Yemek bahsini irdelemeden önce çok kısa bir not: Mekan, az sonra okuyacağınız üzere, bu kadar güzel yemekler üretiyor olmasına, bu denli hoş bir konuma çöreklenmiş ve böyle şık bir atmosfer yaratılmış olmasına karşın tanınmıyor. Ziyarete gittiğimde arabamı mekanın biraz uzağına park ettim ve yürüdüğüm birkaç yüz metre boyunca yol sorduğum dört kişi de (taksici, park değnekçisi, güvenlik görevlisi vb.)  “Fumee” adlı bir yerin varlığından bihaberdi. Bu “bilimezlik” durumu bana çok tuhaf geldi. Kapıya yakın yönlendirici bir tabela da yoktu.
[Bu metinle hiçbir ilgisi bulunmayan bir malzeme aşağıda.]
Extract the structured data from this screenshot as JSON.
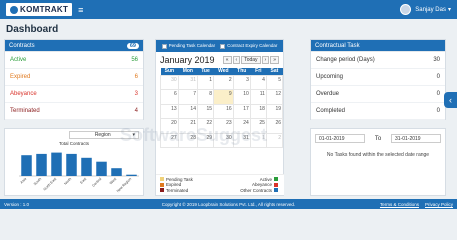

Yediklerim için diyebileceğim tek bir olumsuz kelime yok. Nice zamandır benden olumsuz yorumlar beklediğinizi biliyorum. Ama Fumee bunu yapabileceğim belki son lokanta. Zira tadıma gittiğimde servis edilen yemek, olağanüstü bir kurguda masanın donatılmasıyla vukuu buldu ve olumsuz eleştirilebilecek pek bir yanı mevcut değildi. Aksine, tadı damağımda kaldı yediklerimin desem yeridir.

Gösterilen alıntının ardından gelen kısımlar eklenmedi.